『繰り返される悪夢。
逃げ場のない袋小路。
変えようのない運命という残酷な現実。
世界を創造したという神様は私を見てさぞにやけているだろう。
何度挑戦してもダメだった。
だからこそ――
―――挑戦する価値があるのではないのだろうか』
今始まるのは漆黒の狂いし宴――
――1つが狂えば全てが狂う。
『信じるだけじゃあ…だめなんだよ』
『まだ頑張るの?…いいわ、相手になってあげる』
『何度も何度もそうして、あなたは飽きないの?』
『…冷たいことを言うようだけど、あなたじゃ役者不足なのよ』
『わ…わたしに勝つ?…っ…下らない!そんなの妄想よ!』
策を十重二十重に張り巡らす――山百合史上最悪の心理戦。
『私の知恵をすべて出し切った作戦…それをあなたは…軽々と超えたというのね』
渦巻く陰謀、信じていた仲間の中にはユダ[異端者]がいる。
『…そ、そんな…まさか…あなたがユダ…』
『残念だったわね志摩子。
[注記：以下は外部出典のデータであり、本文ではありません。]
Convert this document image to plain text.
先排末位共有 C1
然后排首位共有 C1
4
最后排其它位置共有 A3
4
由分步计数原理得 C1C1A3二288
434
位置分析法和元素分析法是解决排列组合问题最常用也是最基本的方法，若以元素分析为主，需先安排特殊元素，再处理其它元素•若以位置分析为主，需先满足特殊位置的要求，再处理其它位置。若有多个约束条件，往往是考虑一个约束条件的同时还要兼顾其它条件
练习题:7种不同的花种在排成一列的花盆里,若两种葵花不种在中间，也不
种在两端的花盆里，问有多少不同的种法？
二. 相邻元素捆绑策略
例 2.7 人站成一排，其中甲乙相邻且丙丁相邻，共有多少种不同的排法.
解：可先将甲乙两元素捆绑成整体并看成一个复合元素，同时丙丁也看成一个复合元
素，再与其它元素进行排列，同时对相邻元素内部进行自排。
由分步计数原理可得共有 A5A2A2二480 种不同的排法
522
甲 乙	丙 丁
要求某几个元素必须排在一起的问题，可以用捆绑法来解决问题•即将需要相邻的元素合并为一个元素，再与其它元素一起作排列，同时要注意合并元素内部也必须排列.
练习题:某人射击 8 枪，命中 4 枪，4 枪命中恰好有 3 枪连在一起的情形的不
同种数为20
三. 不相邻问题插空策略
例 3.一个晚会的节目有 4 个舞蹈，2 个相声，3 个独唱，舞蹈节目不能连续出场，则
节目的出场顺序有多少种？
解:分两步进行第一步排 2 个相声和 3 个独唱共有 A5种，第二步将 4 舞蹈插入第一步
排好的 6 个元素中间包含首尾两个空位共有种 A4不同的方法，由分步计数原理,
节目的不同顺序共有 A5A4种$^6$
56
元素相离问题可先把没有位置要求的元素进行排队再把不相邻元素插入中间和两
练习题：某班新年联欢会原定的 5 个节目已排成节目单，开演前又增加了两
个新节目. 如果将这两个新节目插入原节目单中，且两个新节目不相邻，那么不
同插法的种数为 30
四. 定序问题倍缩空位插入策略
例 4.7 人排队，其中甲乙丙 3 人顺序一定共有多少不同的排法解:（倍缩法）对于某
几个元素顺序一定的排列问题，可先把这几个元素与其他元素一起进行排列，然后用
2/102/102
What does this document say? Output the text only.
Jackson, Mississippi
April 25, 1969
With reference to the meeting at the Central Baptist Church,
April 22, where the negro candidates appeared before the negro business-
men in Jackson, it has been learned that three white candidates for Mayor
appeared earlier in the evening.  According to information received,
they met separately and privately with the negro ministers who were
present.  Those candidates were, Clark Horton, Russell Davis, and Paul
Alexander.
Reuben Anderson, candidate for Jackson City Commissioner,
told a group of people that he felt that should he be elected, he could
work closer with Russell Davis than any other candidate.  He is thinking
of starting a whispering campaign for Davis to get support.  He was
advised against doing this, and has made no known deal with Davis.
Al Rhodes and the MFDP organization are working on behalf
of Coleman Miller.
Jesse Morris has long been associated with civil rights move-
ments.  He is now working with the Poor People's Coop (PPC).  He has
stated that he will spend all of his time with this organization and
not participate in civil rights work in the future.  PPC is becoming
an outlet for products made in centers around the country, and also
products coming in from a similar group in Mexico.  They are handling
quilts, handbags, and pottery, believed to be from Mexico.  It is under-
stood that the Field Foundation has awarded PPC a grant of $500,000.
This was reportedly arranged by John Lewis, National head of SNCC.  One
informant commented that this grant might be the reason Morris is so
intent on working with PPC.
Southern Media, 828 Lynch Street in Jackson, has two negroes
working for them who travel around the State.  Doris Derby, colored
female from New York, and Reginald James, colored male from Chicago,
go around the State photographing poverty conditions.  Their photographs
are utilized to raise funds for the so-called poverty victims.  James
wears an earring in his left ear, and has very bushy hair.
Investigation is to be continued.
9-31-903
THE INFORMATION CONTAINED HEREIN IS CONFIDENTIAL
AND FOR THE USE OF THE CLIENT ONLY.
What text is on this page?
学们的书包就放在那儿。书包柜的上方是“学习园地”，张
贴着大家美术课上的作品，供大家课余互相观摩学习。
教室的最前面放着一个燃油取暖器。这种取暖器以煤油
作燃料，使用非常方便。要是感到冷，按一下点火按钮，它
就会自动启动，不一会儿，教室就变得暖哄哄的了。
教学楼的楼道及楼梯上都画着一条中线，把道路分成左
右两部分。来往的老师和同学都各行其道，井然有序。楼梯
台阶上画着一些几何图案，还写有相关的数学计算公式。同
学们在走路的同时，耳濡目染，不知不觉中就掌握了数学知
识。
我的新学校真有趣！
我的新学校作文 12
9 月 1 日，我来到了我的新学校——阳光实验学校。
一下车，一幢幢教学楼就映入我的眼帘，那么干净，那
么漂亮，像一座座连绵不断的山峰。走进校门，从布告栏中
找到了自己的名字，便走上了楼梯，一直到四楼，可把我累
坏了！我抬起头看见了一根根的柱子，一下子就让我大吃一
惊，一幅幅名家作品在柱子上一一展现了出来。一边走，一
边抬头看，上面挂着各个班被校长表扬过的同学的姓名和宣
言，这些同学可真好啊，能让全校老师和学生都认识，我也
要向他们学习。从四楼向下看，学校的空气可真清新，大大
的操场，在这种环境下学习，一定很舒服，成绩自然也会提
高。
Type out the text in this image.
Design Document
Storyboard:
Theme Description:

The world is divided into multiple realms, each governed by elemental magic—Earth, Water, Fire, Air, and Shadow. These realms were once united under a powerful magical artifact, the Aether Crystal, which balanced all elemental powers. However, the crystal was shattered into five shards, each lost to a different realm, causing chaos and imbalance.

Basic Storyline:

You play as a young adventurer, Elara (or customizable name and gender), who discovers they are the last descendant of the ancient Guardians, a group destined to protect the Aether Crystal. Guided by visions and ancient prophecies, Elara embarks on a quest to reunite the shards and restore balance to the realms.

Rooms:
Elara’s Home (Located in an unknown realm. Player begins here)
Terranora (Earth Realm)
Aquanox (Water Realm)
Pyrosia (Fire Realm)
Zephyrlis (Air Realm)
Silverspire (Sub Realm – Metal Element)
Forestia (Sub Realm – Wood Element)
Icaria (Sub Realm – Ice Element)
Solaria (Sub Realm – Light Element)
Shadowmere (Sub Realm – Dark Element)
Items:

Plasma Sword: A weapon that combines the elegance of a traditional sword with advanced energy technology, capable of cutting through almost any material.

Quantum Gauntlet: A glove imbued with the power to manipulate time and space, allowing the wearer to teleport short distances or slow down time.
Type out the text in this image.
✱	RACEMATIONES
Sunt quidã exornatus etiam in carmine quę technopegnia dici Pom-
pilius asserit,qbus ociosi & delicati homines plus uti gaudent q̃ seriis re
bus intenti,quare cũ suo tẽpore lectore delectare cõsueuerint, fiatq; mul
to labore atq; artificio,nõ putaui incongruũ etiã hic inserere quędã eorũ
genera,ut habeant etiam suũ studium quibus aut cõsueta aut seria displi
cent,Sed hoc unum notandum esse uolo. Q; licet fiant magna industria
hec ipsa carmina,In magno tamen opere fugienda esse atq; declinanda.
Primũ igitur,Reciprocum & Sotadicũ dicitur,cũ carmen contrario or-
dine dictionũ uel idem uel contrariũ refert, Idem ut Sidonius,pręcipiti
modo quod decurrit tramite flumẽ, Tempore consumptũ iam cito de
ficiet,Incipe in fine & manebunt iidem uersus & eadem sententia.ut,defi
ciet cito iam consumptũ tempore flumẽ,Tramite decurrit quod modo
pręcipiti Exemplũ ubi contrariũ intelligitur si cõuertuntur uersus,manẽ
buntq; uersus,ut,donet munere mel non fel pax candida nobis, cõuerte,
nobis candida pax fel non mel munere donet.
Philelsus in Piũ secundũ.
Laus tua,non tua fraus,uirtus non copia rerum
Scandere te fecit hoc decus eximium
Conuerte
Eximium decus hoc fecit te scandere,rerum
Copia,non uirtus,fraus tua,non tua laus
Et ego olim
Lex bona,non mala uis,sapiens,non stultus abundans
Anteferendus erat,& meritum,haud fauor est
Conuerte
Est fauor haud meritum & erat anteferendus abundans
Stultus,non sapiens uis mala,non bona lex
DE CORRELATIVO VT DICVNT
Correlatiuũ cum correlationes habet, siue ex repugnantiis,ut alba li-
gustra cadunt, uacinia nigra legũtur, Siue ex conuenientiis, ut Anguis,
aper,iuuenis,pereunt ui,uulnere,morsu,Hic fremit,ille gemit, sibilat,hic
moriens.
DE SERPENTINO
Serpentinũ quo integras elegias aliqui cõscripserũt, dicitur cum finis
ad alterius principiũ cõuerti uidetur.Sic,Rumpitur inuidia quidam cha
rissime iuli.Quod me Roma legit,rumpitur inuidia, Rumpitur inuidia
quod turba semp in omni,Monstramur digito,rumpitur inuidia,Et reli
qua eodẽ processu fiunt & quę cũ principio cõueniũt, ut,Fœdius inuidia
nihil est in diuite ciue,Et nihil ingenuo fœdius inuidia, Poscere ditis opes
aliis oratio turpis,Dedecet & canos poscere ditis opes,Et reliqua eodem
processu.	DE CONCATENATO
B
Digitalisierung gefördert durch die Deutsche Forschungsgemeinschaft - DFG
さあ、幕引きにしましょう』
決して覆らない運命(そして、聳え立つ壁)、少女たちはそれでも駆け抜ける(誰より速く)。
今一度あの人の笑顔を取り戻すために(今度こそは}―
誰を疑い、誰を信じ、そして誰のために為すのか―
交錯する思いの中でやがて(冷静で)残酷な鉄槌が振り下ろされる。
『全てが予定されたとおりに動いている…まさか初めから誰かがシナリオを描いていたとでも言うの?』
やがて、少女たちは八方塞[袋小路]に追いやられる。
与えられた(狂いし)選択の少女の答えは―
『選ばせてあげるわ。諦める?それともここで終わらせる?』
『………わ…私は…』
頬を伝う涙は悲しみ[悲劇]から、しかし口元を(弧を描いて)歪める[喜劇]その訳[理由]とは――
統べての思惑が浮かび上がりしときその歪な調べはやがて(美しく)狂おしい狂詩曲[ラプソディー]を織り成す。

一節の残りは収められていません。